11En conclusion de l’ouvrage, c’est la question des identités professionnelles qui est soulignée. Les enseignantes de maternelle sont en effet dans une tension entre l’accueil spécifique des plus jeunes enfants quand il s’agit de la petite section, et la perspective scolaire pour laquelle elles ont été formées. Pour certaines d’entre elles, s’occuper des plus petits aboutirait même à une remise en cause de leur métier : « il faut désapprendre notre métier » dit l’une d’elles de manière très significative (p. 104).
12Les analyses proposées dans cet ouvrage peuvent paraître bien sévères à l’égard de la maternelle qui a longtemps bénéficié d’une réputation très favorable.

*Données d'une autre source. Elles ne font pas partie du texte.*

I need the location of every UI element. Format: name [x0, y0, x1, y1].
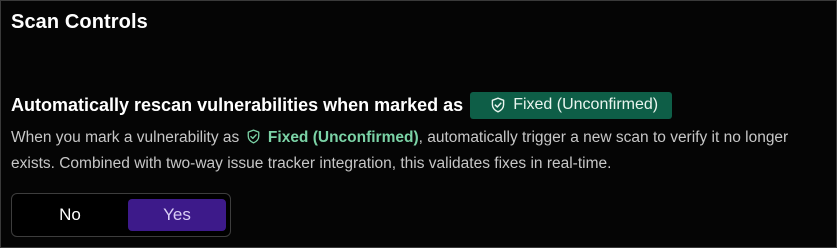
shield-check-icon	[247, 129, 260, 144]
shield-check-icon	[491, 97, 505, 113]
setting-description: When you mark a vulnerability as Fixed (…	[11, 125, 826, 177]
rescan-toggle[interactable]: No Yes	[11, 193, 231, 237]
toggle-option-yes[interactable]: Yes	[128, 199, 226, 231]
setting-header: Automatically rescan vulnerabilities whe…	[11, 91, 673, 119]
scan-controls-panel: Scan Controls Automatically rescan vulne…	[0, 0, 837, 248]
toggle-option-no[interactable]: No	[18, 199, 122, 231]
inline-status-label: Fixed (Unconfirmed)	[244, 129, 419, 146]
section-title: Scan Controls	[11, 11, 148, 33]
setting-label: Automatically rescan vulnerabilities whe…	[11, 94, 464, 115]
status-chip-label: Fixed (Unconfirmed)	[513, 96, 659, 113]
description-prefix: When you mark a vulnerability as	[11, 129, 240, 146]
fixed-unconfirmed-chip: Fixed (Unconfirmed)	[470, 91, 673, 119]
inline-status-text: Fixed (Unconfirmed)	[267, 129, 419, 146]
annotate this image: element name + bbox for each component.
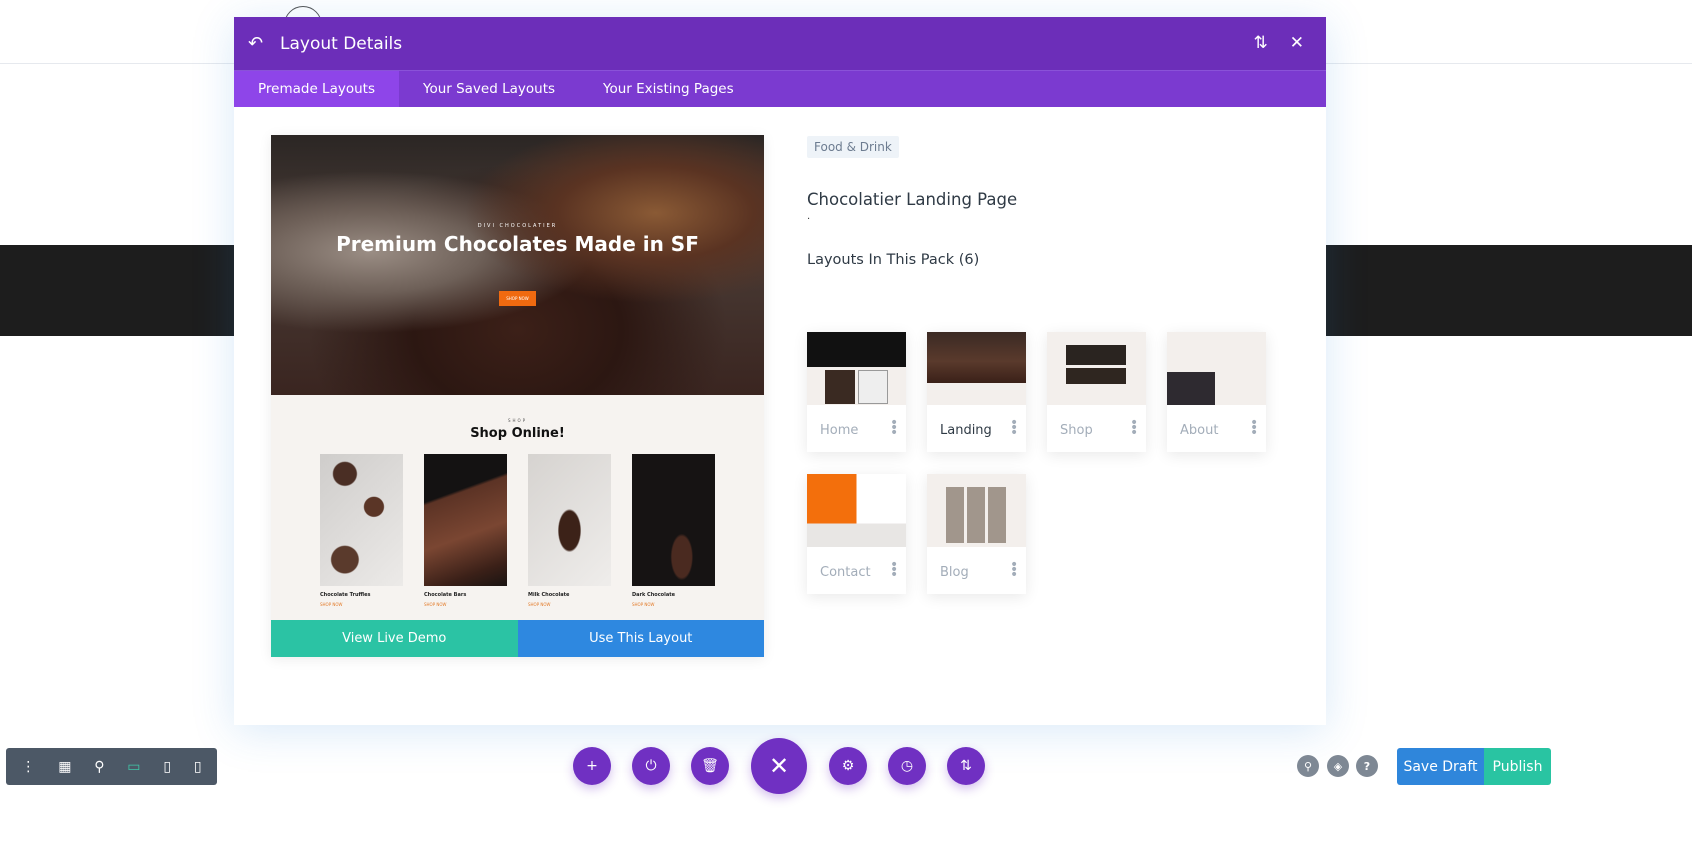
layout-card-label: Home (820, 423, 859, 438)
product-card: Chocolate Truffles SHOP NOW (320, 454, 403, 607)
preview-hero: DIVI CHOCOLATIER Premium Chocolates Made… (271, 135, 764, 395)
product-card: Milk Chocolate SHOP NOW (528, 454, 611, 607)
layout-preview: DIVI CHOCOLATIER Premium Chocolates Made… (271, 135, 764, 657)
product-link: SHOP NOW (320, 602, 343, 607)
layout-card-landing[interactable]: Landing • • • (927, 332, 1026, 452)
preview-shop-section: SHOP Shop Online! Chocolate Truffles SHO… (271, 395, 764, 620)
search-icon: ⚲ (1303, 759, 1313, 773)
modal-tabs: Premade Layouts Your Saved Layouts Your … (234, 70, 1326, 107)
publish-button[interactable]: Publish (1484, 748, 1551, 785)
layout-title: Chocolatier Landing Page (807, 190, 1018, 209)
help-icon: ? (1363, 759, 1371, 773)
shop-title: Shop Online! (470, 426, 565, 441)
view-mode-toolbar: ⋮ ▦ ⚲ ▭ ▯ ▯ (6, 748, 217, 785)
sort-arrows-icon: ⇅ (960, 758, 972, 774)
layout-card-about[interactable]: About • • • (1167, 332, 1266, 452)
layout-card-label: Landing (940, 423, 992, 438)
portability-button[interactable]: ⏻ (632, 747, 670, 785)
zoom-icon[interactable]: ⚲ (94, 759, 104, 775)
phone-view-icon[interactable]: ▯ (194, 759, 202, 775)
product-link: SHOP NOW (424, 602, 447, 607)
more-options-icon[interactable]: • • • (1010, 558, 1018, 582)
layout-info: Food & Drink Chocolatier Landing Page . … (807, 136, 1017, 268)
hero-headline: Premium Chocolates Made in SF (336, 232, 699, 256)
add-button[interactable]: + (573, 747, 611, 785)
save-draft-button[interactable]: Save Draft (1397, 748, 1484, 785)
pack-heading: Layouts In This Pack (6) (807, 252, 980, 268)
more-options-icon[interactable]: • • • (1130, 416, 1138, 440)
product-name: Dark Chocolate (632, 592, 675, 598)
more-options-icon[interactable]: • • • (1250, 416, 1258, 440)
shop-kicker: SHOP (507, 418, 528, 423)
desktop-view-icon[interactable]: ▭ (127, 759, 140, 775)
hero-shop-button: SHOP NOW (499, 291, 536, 306)
more-options-icon[interactable]: • • • (1010, 416, 1018, 440)
layout-card-label: About (1180, 423, 1219, 438)
view-live-demo-button[interactable]: View Live Demo (271, 620, 518, 657)
help-button[interactable]: ? (1356, 755, 1378, 777)
product-name: Milk Chocolate (528, 592, 570, 598)
product-name: Chocolate Truffles (320, 592, 371, 598)
tablet-view-icon[interactable]: ▯ (163, 759, 171, 775)
layout-card-label: Shop (1060, 423, 1093, 438)
product-card: Dark Chocolate SHOP NOW (632, 454, 715, 607)
close-icon[interactable]: ✕ (1290, 33, 1304, 53)
clock-icon: ◷ (900, 758, 914, 774)
layout-card-contact[interactable]: Contact • • • (807, 474, 906, 594)
trash-icon: 🗑 (701, 758, 719, 774)
layout-card-shop[interactable]: Shop • • • (1047, 332, 1146, 452)
product-link: SHOP NOW (528, 602, 551, 607)
modal-header: ↶ Layout Details ⇅ ✕ (234, 17, 1326, 70)
modal-title: Layout Details (280, 33, 403, 54)
history-button[interactable]: ◷ (888, 747, 926, 785)
layout-card-label: Contact (820, 565, 871, 580)
sort-button[interactable]: ⇅ (947, 747, 985, 785)
more-options-icon[interactable]: • • • (890, 416, 898, 440)
page-settings-button[interactable]: ⚙ (829, 747, 867, 785)
layers-icon: ◈ (1333, 759, 1343, 773)
tab-saved-layouts[interactable]: Your Saved Layouts (399, 71, 579, 107)
close-icon: ✕ (768, 752, 790, 780)
product-name: Chocolate Bars (424, 592, 467, 598)
gear-icon: ⚙ (841, 758, 855, 774)
layers-button[interactable]: ◈ (1327, 755, 1349, 777)
tab-premade-layouts[interactable]: Premade Layouts (234, 71, 399, 107)
more-options-icon[interactable]: • • • (890, 558, 898, 582)
product-link: SHOP NOW (632, 602, 655, 607)
plus-icon: + (586, 758, 598, 774)
layout-details-modal: ↶ Layout Details ⇅ ✕ Premade Layouts You… (234, 17, 1326, 725)
back-arrow-icon[interactable]: ↶ (248, 33, 268, 54)
layout-card-label: Blog (940, 565, 969, 580)
sort-arrows-icon[interactable]: ⇅ (1254, 33, 1268, 53)
close-settings-button[interactable]: ✕ (751, 738, 807, 794)
layout-card-blog[interactable]: Blog • • • (927, 474, 1026, 594)
wireframe-view-icon[interactable]: ▦ (58, 759, 71, 775)
more-dots-icon[interactable]: ⋮ (21, 759, 35, 775)
product-card: Chocolate Bars SHOP NOW (424, 454, 507, 607)
clear-layout-button[interactable]: 🗑 (691, 747, 729, 785)
category-badge[interactable]: Food & Drink (807, 136, 899, 158)
power-icon: ⏻ (645, 758, 657, 774)
layout-card-home[interactable]: Home • • • (807, 332, 906, 452)
search-button[interactable]: ⚲ (1297, 755, 1319, 777)
hero-kicker: DIVI CHOCOLATIER (477, 223, 558, 229)
use-this-layout-button[interactable]: Use This Layout (517, 620, 764, 657)
layout-description: . (807, 211, 811, 222)
tab-existing-pages[interactable]: Your Existing Pages (579, 71, 758, 107)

Mais rappelons d’abord qu’il s’agit d’observations extrêmement détaillées seulement de la petite section pour les enfants de 2 à 3 ans, complétées par des entretiens avec les professionnelles. Soulignons ensuite que ce travail est méthodologiquement construit sur la base de comparaisons entre différentes modalités d’accueil et d’éducation. Et c’est précisément en fonction des comparaisons opérées que peuvent être montrés les forts contrastes entre des structures dites parfois « de la petite enfance » et les structures scolaires qui accueillent pourtant des enfants de la même tranche d’âge. Parfois encore, mais plus succinctement, les auteurs font appel à des éléments de comparaison internationale, en citant la place occupée par le jeu en Allemagne dans les kindergarten. La productivité de ces démarches comparatives permet donc de relativiser ce qu’ils appellent les scripts institutionnels, c’est-à-dire de montrer la diversité des modes de socialisation des jeunes enfants, la diversité des normes de fonctionnement et, conjointement, les capacités enfantines à jouer avec ces normes, parfois dans les « interstices » de ce qui est défendu. En ce sens, cet ouvrage peut être considéré comme une belle contribution à une sociologie de la petite enfance qui dépasse les clivages institutionnels et pose la nécessité de mettre en chantier une réflexion d’ensemble sur les politiques d’accueil et d’éducation des enfants de moins de 6 ans.